We pass a field of horses with a plane of water through the middle of it. I remember on the way here I saw a tent in the field on the edge of that water. It didn’t look a safe place to pitch up. Unless you were a horse, of course.

The landscape of much of this journey could be characterised as boring. Flat, but with enough hills that it’s not noteworthy. Factories regularly spoil the view. The fields rarely contain anything interesting.

I’ve become somewhat of a field connoisseur.

Some cows in that one there, spaced quite pleasingly too. All a nice shade of brown, a couple of black ones for good measure. Perfect.

It smells of clutch where I’m sat. And the squeaking hasn’t stopped.

We pass a few allotments with tiny little sheds. The doors look way too small for a person. The whole lot of them look like toys, doll’s house allotments. So tidy as well. And the grass just the right height, just that perfect shade of green.

*Ding dong ding!* 

We’re now approaching Bedford, the next stop is Bedford.

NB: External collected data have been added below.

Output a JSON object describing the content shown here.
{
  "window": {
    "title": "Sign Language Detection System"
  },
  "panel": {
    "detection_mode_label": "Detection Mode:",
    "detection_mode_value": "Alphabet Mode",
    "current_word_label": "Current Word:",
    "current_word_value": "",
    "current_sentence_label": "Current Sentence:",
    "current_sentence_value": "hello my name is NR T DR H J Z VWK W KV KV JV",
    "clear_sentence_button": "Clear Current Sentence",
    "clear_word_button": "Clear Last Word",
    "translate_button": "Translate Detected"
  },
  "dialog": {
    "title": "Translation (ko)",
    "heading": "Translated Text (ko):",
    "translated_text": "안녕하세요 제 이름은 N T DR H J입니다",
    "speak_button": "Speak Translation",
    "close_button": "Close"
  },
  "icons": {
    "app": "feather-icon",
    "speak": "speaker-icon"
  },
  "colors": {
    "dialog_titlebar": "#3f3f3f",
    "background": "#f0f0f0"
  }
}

I sometimes wonder how consistent my tone of voice is in my writing. Does it drift in and out of formality and informality? I feel like it bloody well does. Lol.

As we pull out another train rushes past us. It’s windows blur into a flat mirror reflecting the blue skies behind our train.

Four factory chimneys run across the horizon. Around them are fluffy bushes in tufts. Past that are clouds in a tufty white strip. Past that clear blue. The white and the green seem to mimic one another in the shape of their tufts.

The bald dome of a man’s head glistens in front of me. I wonder if he waxes it. Is it standard procedure to wax your head if you’re bald? I think I would.

Now approaching Luton.

The sun’s beginning to set. And I’ve spent all this sunny day stuck en route.